GPT-3.5 Turboなどの古いLLMでも強くないなりにプレイできて（上記の対戦結果では13勝41敗でレーティング1,377）、高性能なLLMは強いです。

「文章の理解力」と「判断力」が優れたLLMが勝つように作られています。GPT-5がもし圧倒的に賢いとしたら、このゲームで圧倒的な強さを見せてくれるはずです。

2. ローカルLLMの楽しみ方の提供

自分のマシンでLLMを動かす「ローカルLLM」は一部で人気がありますが、とりあえず動くようにしてみたもの、特にそれ以上やることがないということも多いと思います。

そこで、このゲームを使うと、セットアップしたローカルLLMを様々なAIと戦わせてみることができます。

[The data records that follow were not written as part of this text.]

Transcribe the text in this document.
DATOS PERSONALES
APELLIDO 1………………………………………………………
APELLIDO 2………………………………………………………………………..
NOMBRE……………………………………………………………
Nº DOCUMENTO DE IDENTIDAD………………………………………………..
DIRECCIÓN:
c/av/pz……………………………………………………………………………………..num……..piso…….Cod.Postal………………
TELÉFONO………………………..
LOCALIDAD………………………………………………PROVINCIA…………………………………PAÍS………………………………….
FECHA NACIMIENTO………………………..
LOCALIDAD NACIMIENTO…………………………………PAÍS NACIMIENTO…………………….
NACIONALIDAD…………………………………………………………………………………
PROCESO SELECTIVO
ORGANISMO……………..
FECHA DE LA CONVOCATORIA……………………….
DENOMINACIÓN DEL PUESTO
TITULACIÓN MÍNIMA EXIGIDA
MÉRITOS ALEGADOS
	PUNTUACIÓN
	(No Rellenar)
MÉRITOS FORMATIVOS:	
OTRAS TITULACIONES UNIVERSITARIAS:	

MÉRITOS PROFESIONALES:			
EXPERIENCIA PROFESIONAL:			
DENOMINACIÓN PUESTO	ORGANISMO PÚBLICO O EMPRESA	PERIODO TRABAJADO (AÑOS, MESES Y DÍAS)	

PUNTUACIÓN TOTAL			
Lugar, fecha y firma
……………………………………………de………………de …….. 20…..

他のローカルLLMユーザーとのオンライン対戦も開発中です。

対戦結果についての補足

Claudeは拡張思考（thinking）の指定なしで実行しています。
Grok 3 MiniがGrok 3より思考時間が長く強い理由は不明です。
Grok 4は遅くてエラー率が高く、まともに動かなかったので除外しました。
Gemini 2.5がgemma3より弱いという奇妙な結果が出ています。また、Gemini 2.5 FlashがGemini 2.5 Flash Liteより遅くて弱い点も奇妙なので、本ゲーム側になんらかの問題があるかもしれません。
gemma3:12b-it-q8_0は開発者が手元のMacBookProで動かしたローカルLLMです。それ以外はAPIです。

使用可能なLocal LLM

OpenAI互換API（Ollama、LM Studio等）

対応してほしいローカルLLMのインターフェイスがあればご連絡ください。

ライセンス

本ソフトウェアは無料です。詳細はLICENSEをご確認ください。